In short, the White House treated inflation as a public relations problem, attempting to spin temporary drops in price growth as evidence that the problem was under control. Behind the scenes, Biden’s economic advisers proposed measures like rolling back Trump-era tariffs on Chinese imports to reduce costs. Yet these ideas were shelved under pressure from labor groups and foreign-policy hawks. Biden sided with political advisers over economic pragmatists, a decision that critics say reflected his administration’s misplaced priorities.

“President Biden said inflation was his No. 1 priority, and I don’t think he acted like it was his No. 1 priority,” said Michael Strain of the American Enterprise Institute.

Economic Success, Political Failure

The ARP undoubtedly accelerated job growth and contributed to a faster recovery compared to many other advanced economies. But these accomplishments meant little to voters dealing with higher grocery bills and gas prices. Democrats’ assurances that Americans were better off than their counterparts in Europe or Canada came across as tone-deaf and dismissive.

“It comes off as cold comfort to say that people have it worse in Germany, the U.K., France,” said Rep. Brendan Doyle (D-PA). “People naturally compare their experiences today to what things were like prepandemic.”

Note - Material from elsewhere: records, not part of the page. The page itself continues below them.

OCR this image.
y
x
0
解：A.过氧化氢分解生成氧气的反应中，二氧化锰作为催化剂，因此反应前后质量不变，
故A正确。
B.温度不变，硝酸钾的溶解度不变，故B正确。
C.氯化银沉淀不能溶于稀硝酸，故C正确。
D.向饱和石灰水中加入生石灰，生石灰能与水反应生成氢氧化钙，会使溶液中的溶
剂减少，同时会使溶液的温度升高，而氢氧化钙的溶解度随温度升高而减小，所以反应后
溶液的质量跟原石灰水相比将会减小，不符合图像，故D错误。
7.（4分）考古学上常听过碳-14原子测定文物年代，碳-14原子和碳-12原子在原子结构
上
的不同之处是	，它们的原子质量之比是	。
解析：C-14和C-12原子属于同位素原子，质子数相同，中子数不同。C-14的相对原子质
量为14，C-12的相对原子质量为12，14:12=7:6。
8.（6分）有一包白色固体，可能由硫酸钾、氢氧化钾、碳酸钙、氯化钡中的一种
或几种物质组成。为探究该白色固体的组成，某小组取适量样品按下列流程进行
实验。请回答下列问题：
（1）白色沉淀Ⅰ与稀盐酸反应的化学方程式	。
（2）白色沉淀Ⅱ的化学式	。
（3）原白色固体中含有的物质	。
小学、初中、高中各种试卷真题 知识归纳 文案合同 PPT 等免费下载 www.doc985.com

Meanwhile, the administration’s insistence on pressing forward with its broader spending agenda compounded its political missteps. By the time the Inflation Reduction Act passed in 2022, many Americans had already soured on Biden’s economic stewardship. Critics argued that the White House could have done more to cut deficits and curb inflation, instead of leaving the Federal Reserve to bear the brunt of cooling the economy.

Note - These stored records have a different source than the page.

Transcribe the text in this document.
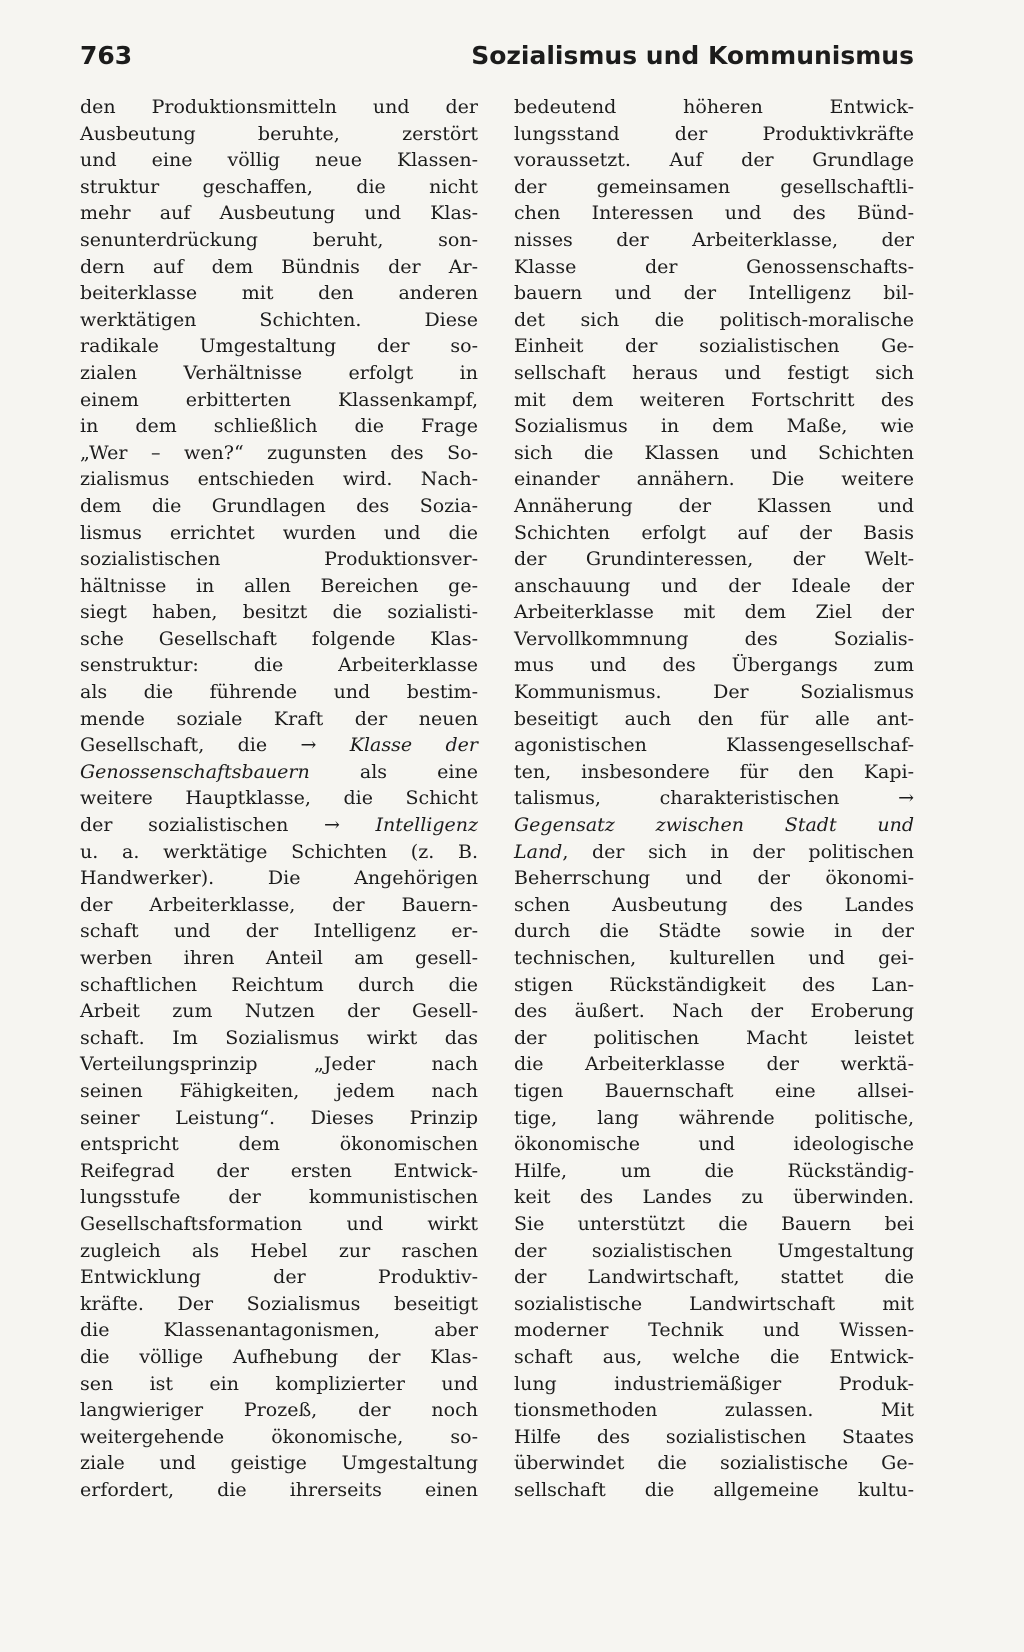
763	Sozialismus und Kommunismus
den Produktionsmitteln und der
Ausbeutung beruhte, zerstört
und eine völlig neue Klassen-
struktur geschaffen, die nicht
mehr auf Ausbeutung und Klas-
senunterdrückung beruht, son-
dern auf dem Bündnis der Ar-
beiterklasse mit den anderen
werktätigen Schichten. Diese
radikale Umgestaltung der so-
zialen Verhältnisse erfolgt in
einem erbitterten Klassenkampf,
in dem schließlich die Frage
„Wer – wen?“ zugunsten des So-
zialismus entschieden wird. Nach-
dem die Grundlagen des Sozia-
lismus errichtet wurden und die
sozialistischen Produktionsver-
hältnisse in allen Bereichen ge-
siegt haben, besitzt die sozialisti-
sche Gesellschaft folgende Klas-
senstruktur: die Arbeiterklasse
als die führende und bestim-
mende soziale Kraft der neuen
Gesellschaft, die → Klasse der
Genossenschaftsbauern als eine
weitere Hauptklasse, die Schicht
der sozialistischen → Intelligenz
u. a. werktätige Schichten (z. B.
Handwerker). Die Angehörigen
der Arbeiterklasse, der Bauern-
schaft und der Intelligenz er-
werben ihren Anteil am gesell-
schaftlichen Reichtum durch die
Arbeit zum Nutzen der Gesell-
schaft. Im Sozialismus wirkt das
Verteilungsprinzip „Jeder nach
seinen Fähigkeiten, jedem nach
seiner Leistung“. Dieses Prinzip
entspricht dem ökonomischen
Reifegrad der ersten Entwick-
lungsstufe der kommunistischen
Gesellschaftsformation und wirkt
zugleich als Hebel zur raschen
Entwicklung der Produktiv-
kräfte. Der Sozialismus beseitigt
die Klassenantagonismen, aber
die völlige Aufhebung der Klas-
sen ist ein komplizierter und
langwieriger Prozeß, der noch
weitergehende ökonomische, so-
ziale und geistige Umgestaltung
erfordert, die ihrerseits einen
bedeutend höheren Entwick-
lungsstand der Produktivkräfte
voraussetzt. Auf der Grundlage
der gemeinsamen gesellschaftli-
chen Interessen und des Bünd-
nisses der Arbeiterklasse, der
Klasse der Genossenschafts-
bauern und der Intelligenz bil-
det sich die politisch-moralische
Einheit der sozialistischen Ge-
sellschaft heraus und festigt sich
mit dem weiteren Fortschritt des
Sozialismus in dem Maße, wie
sich die Klassen und Schichten
einander annähern. Die weitere
Annäherung der Klassen und
Schichten erfolgt auf der Basis
der Grundinteressen, der Welt-
anschauung und der Ideale der
Arbeiterklasse mit dem Ziel der
Vervollkommnung des Sozialis-
mus und des Übergangs zum
Kommunismus. Der Sozialismus
beseitigt auch den für alle ant-
agonistischen Klassengesellschaf-
ten, insbesondere für den Kapi-
talismus, charakteristischen →
Gegensatz zwischen Stadt und
Land, der sich in der politischen
Beherrschung und der ökonomi-
schen Ausbeutung des Landes
durch die Städte sowie in der
technischen, kulturellen und gei-
stigen Rückständigkeit des Lan-
des äußert. Nach der Eroberung
der politischen Macht leistet
die Arbeiterklasse der werktä-
tigen Bauernschaft eine allsei-
tige, lang währende politische,
ökonomische und ideologische
Hilfe, um die Rückständig-
keit des Landes zu überwinden.
Sie unterstützt die Bauern bei
der sozialistischen Umgestaltung
der Landwirtschaft, stattet die
sozialistische Landwirtschaft mit
moderner Technik und Wissen-
schaft aus, welche die Entwick-
lung industriemäßiger Produk-
tionsmethoden zulassen. Mit
Hilfe des sozialistischen Staates
überwindet die sozialistische Ge-
sellschaft die allgemeine kultu-
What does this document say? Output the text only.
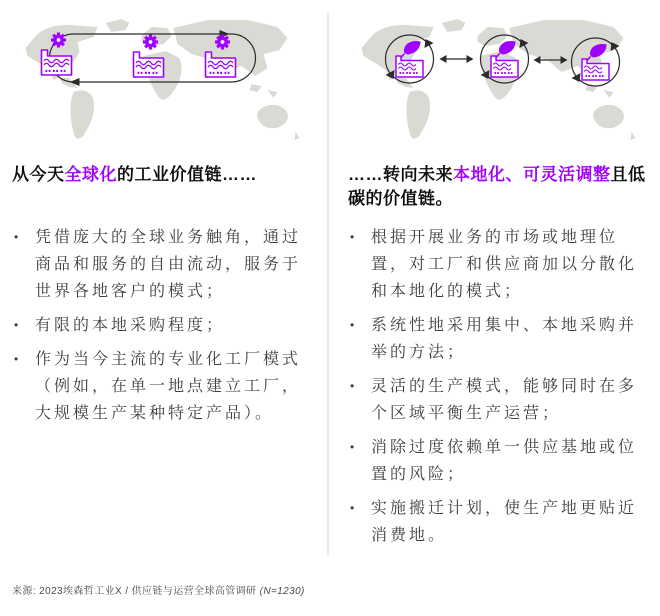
从今天全球化的工业价值链……
•	凭借庞大的全球业务触角，通过商品和服务的自由流动，服务于世界各地客户的模式；
•	有限的本地采购程度；
•	作为当今主流的专业化工厂模式（例如，在单一地点建立工厂，大规模生产某种特定产品）。
……转向未来本地化、可灵活调整且低碳的价值链。
•	根据开展业务的市场或地理位置，对工厂和供应商加以分散化和本地化的模式；
•	系统性地采用集中、本地采购并举的方法；
•	灵活的生产模式，能够同时在多个区域平衡生产运营；
•	消除过度依赖单一供应基地或位置的风险；
•	实施搬迁计划，使生产地更贴近消费地。
来源: 2023埃森哲工业X / 供应链与运营全球高管调研 (N=1230)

Critics say the White House could have done more to cut deficits that were unprecedented for a peacetime economy with low unemployment. Instead, the administration passed several pieces of legislation that boosted spending on infrastructure and clean-energy investments, including the Inflation Reduction Act in 2022. 

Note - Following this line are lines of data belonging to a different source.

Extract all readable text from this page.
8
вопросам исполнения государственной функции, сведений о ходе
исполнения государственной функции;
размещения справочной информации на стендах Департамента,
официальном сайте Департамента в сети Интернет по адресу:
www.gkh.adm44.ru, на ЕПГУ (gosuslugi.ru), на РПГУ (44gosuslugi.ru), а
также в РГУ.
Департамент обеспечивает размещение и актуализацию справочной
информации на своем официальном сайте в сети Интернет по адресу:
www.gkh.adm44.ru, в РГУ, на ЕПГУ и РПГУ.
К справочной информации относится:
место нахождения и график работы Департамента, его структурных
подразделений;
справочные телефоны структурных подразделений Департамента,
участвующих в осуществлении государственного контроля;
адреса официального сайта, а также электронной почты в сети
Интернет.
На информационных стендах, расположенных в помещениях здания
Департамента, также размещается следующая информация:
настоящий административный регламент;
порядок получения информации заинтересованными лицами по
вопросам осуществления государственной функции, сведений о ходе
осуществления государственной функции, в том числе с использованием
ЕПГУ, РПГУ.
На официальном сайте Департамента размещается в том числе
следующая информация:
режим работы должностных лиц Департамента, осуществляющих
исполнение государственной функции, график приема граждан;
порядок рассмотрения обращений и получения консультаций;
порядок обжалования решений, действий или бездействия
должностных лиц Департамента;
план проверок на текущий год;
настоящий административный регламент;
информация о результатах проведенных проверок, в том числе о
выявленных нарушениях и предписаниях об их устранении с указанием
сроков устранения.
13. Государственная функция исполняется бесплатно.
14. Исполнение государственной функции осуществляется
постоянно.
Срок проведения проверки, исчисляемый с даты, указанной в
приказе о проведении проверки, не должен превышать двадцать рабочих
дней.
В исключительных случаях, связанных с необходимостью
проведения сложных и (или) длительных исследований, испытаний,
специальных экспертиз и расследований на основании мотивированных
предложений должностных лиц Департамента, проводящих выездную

The whole job of fighting inflation shouldn’t just be up to the Fed. I’d prefer a whole-of-government approach,” said Robert Kaplan, a former Dallas Fed president, in a June interview. Kaplan at the time argued for hitting the pause button on some of the spending from the IRA out of concern that subsidies to encourage new factory construction were working against efforts to lower inflation.

The spending blitz of 2020-21 revealed that “these things have a momentum of their own,” said Raghuram Rajan, a former governor of India’s central bank. “It is hard to reverse on a dime, and then it goes further than you want.” -WSJ

Ultimately, the Biden administration’s actions coming out o f the pandemic will likely be remembered as a gamble that backfired and most likely cost them the election (Kamala Harris’ obvious limitations aside). It showcased a willingness to prioritize progressive ambitions over economic caution, leaving voters to shoulder the consequences. While the administration points to strong job growth and relative economic stability, the costs of its missteps – both in inflation and political fallout – are undeniable.